Simple. The data that needs to be accessed is too big for the bandwidth speed of the blu-ray drive. So installing the game on HDD makes up for this.

I've been thinking about this and I'm wondering whether some assets could be streamed directly from the disc whilst the majority of the game is installed. Much has been said about 'cloud' and how you can stream physics and AI but what about streaming that data directly from the disc? It's not actually doing anything once the game's installed, it's just verifying you own the game. If data can be streamed via the internet then it makes sense it could be simply streamed from the disc ... no?

You are streaming video from internet. While on the console you need to read data, to compute. Video is a linear data with every frame being the same amount of data. While data to compute is spread "randomly" on the blu-ray disc, thus reading is not at the full speed and needs to change reading placement constantly.

Uncharted achieved that, because Naughty dog, implemented really nifty tricks to make the data on disc more linear, doing some data redudancy, to achieve maximum performace on the slow blu-ray.

Today tho, with high resolution assets and the huge amount of the assets themselves, this wouldn't be possible, or would be too engineering difficult and not worth when the Hard drive is such a cheap option.

When Ps3 launched, 60gb cost the same as 1tb cost today. So sony and consumers pressured developers for lower data installs.

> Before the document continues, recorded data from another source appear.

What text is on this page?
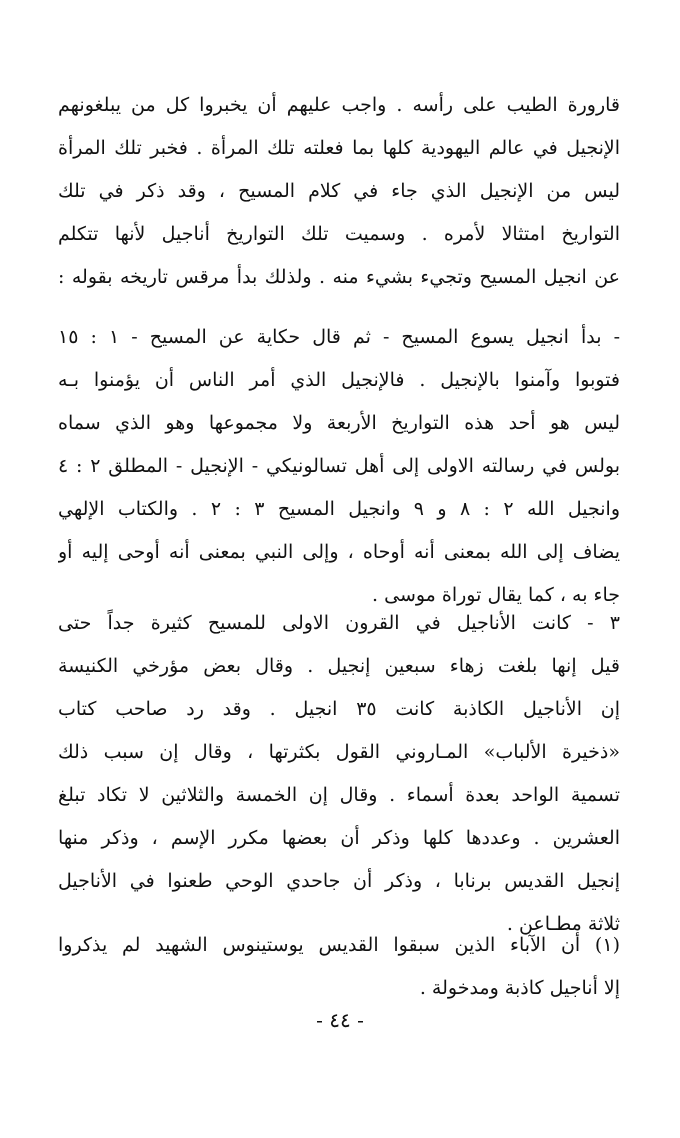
قارورة الطيب على رأسه . واجب عليهم أن يخبروا كل من يبلغونهم
الإنجيل في عالم اليهودية كلها بما فعلته تلك المرأة . فخبر تلك المرأة
ليس من الإنجيل الذي جاء في كلام المسيح ، وقد ذكر في تلك
التواريخ امتثالا لأمره . وسميت تلك التواريخ أناجيل لأنها تتكلم
عن انجيل المسيح وتجيء بشيء منه . ولذلك بدأ مرقس تاريخه بقوله :
- بدأ انجيل يسوع المسيح - ثم قال حكاية عن المسيح - ١ : ١٥
فتوبوا وآمنوا بالإنجيل . فالإنجيل الذي أمر الناس أن يؤمنوا بـه
ليس هو أحد هذه التواريخ الأربعة ولا مجموعها وهو الذي سماه
بولس في رسالته الاولى إلى أهل تسالونيكي - الإنجيل - المطلق ٢ : ٤
وانجيل الله ٢ : ٨ و ٩ وانجيل المسيح ٣ : ٢ . والكتاب الإلهي
يضاف إلى الله بمعنى أنه أوحاه ، وإلى النبي بمعنى أنه أوحى إليه أو
جاء به ، كما يقال توراة موسى .
٣ - كانت الأناجيل في القرون الاولى للمسيح كثيرة جداً حتى
قيل إنها بلغت زهاء سبعين إنجيل . وقال بعض مؤرخي الكنيسة
إن الأناجيل الكاذبة كانت ٣٥ انجيل . وقد رد صاحب كتاب
«ذخيرة الألباب» المـاروني القول بكثرتها ، وقال إن سبب ذلك
تسمية الواحد بعدة أسماء . وقال إن الخمسة والثلاثين لا تكاد تبلغ
العشرين . وعددها كلها وذكر أن بعضها مكرر الإسم ، وذكر منها
إنجيل القديس برنابا ، وذكر أن جاحدي الوحي طعنوا في الأناجيل
ثلاثة مطـاعن .
(١) أن الآباء الذين سبقوا القديس يوستينوس الشهيد لم يذكروا
إلا أناجيل كاذبة ومدخولة .
- ٤٤ -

Now the standard is the limitless hard drive install, which makes life easier and cheaper for developers themselves.


Hard drives aren't fast enough either when you consider the main memory is capable of almost 300 GB/sec when a magnetic hard drive can only do 100 MB/sec on a good day in a best case scenario with all the stars lined up. (eg no seeking, perfectly sequential data, eg, not the real world)

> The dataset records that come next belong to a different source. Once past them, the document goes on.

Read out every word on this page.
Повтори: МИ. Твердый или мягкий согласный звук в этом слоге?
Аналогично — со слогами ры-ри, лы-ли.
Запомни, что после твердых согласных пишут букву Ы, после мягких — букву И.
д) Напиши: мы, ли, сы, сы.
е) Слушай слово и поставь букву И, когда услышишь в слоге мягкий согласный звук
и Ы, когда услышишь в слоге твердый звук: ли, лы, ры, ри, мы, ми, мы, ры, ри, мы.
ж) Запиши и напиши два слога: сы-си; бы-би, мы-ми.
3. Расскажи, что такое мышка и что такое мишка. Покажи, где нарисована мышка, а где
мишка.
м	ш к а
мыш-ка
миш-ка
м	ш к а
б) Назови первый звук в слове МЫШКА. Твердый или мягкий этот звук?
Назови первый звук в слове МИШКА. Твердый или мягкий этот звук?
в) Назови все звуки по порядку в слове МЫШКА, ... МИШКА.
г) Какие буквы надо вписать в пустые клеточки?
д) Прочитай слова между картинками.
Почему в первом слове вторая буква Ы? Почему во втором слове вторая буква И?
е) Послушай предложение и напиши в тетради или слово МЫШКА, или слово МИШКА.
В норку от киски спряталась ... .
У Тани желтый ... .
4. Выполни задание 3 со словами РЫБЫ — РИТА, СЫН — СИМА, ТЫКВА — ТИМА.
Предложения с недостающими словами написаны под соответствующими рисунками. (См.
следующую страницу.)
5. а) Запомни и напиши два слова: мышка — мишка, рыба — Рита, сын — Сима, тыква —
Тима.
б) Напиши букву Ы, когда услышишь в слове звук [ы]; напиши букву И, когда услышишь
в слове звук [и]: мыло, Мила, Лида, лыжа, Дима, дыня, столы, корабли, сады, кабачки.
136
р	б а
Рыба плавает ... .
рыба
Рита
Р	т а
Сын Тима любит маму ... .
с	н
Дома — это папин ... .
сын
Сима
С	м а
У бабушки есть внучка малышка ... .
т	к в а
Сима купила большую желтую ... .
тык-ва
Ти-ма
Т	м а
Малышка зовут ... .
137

Human non volatile storage media is so laughably far behind RAM and CPU capabilities.

Can the PS5 please just have 2048 GB of directly CPU addressable non volatile STT-MRAM or something with no need for any sort of "drive" at all?  Just turn it off, and turn it back on and everything is still there in "RAM".

It's about time we have a real storage revolution that changes the way we use computers in ways as monumental as the transistor and microprocessor itself.